A self-hosted, multi-user AI companion platform for people who take privacy seriously — not as a selling point, but as a minimum requirement.
Most AI chat platforms ask you to hand over your conversations, your prompts, and your trust to a corporate pipeline — in exchange for convenience.
Shared API keys mean your queries sit alongside everyone else's. Privacy policies change. Your data might leave the building, silently.
Lock-in is dressed up as simplicity. That is a trade you should never have to make.
A privacy-first, self-hosted, multi-user AI companion platform. All inference runs on hardware you choose. Deployed in minutes via Docker Compose. GPLv3 throughout — no vendor lock-in, no telemetry, no surprises.
One FastAPI process with strictly enforced module boundaries. Event-driven throughout. Scales simply — no Kubernetes required.
Works with self-hosted Ollama, Ollama Cloud, or any compatible endpoint. BYOK is not an optional feature — it is the only mode.
MongoDB with local vector search. Redis Streams for real-time events. No external vector database — everything stays on your machine.
One persistent WebSocket connection per user. No polling, ever. Every state change is an event, replayed on reconnect via Redis Streams.
Each user manages their own LLM connections — named, encrypted, personal. The administrator sees nothing of your API keys. Nobody else's credentials share a namespace with yours.

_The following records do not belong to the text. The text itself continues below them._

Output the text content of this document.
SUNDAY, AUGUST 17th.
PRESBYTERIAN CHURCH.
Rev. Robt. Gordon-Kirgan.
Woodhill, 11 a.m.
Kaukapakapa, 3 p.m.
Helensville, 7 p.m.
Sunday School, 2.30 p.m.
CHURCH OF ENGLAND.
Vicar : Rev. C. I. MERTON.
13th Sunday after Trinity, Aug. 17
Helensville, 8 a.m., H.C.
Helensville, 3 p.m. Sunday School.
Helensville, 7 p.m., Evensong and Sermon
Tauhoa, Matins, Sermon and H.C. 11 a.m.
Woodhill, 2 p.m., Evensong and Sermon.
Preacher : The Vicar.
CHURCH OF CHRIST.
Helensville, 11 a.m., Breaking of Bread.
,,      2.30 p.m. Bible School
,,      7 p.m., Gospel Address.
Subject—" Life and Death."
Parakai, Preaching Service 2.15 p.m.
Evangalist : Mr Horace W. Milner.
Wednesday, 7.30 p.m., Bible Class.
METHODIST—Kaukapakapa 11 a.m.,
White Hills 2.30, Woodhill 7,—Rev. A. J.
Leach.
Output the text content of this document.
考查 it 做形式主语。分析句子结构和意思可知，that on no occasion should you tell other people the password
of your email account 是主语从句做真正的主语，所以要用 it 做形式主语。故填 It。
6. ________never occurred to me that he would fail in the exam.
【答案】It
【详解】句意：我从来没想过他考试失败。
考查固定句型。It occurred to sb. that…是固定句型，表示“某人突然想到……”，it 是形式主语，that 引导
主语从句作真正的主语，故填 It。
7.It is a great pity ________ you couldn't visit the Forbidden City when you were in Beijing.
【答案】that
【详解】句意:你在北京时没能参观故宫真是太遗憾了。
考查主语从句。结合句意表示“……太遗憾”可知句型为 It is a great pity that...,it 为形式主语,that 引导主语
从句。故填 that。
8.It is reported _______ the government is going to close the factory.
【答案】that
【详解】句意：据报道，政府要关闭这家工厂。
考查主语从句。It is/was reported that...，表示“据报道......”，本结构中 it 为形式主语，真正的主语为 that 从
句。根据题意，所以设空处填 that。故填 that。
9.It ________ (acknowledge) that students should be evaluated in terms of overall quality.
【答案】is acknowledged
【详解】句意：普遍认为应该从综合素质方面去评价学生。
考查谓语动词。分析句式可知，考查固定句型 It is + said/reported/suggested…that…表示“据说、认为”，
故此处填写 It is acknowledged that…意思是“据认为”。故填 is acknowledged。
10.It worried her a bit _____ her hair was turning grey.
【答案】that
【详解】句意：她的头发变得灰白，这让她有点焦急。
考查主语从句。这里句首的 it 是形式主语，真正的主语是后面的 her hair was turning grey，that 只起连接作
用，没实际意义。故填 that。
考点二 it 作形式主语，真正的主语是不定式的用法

Keys are encrypted with Fernet symmetric encryption, stored per-user in the database. Multiple providers, multiple models, one clean interface.
Your data. Your credentials. Your inference.
Keys are never stored in plaintext. The admin has no visibility into user credentials — by design, not by policy.
Connect any Ollama-compatible endpoint. Self-hosted at home, Ollama Cloud, or a custom backend — the same interface throughout.
Most people with a home GPU face the same wall: dynamic IP, CGNAT, no port-forwarding. The machine sits idle unless you are physically on the local network.
A small sidecar container runs beside your home Ollama. It opens a reverse outbound WebSocket to your Chatsune instance — no inbound ports required. The connection tunnels inference traffic both ways.
One-time pairing keys, shown once at creation, hashed as argon2id. Instantly revocable. Reverse-only transport eliminates spoofing risk. Each pairing gets its own isolated namespace.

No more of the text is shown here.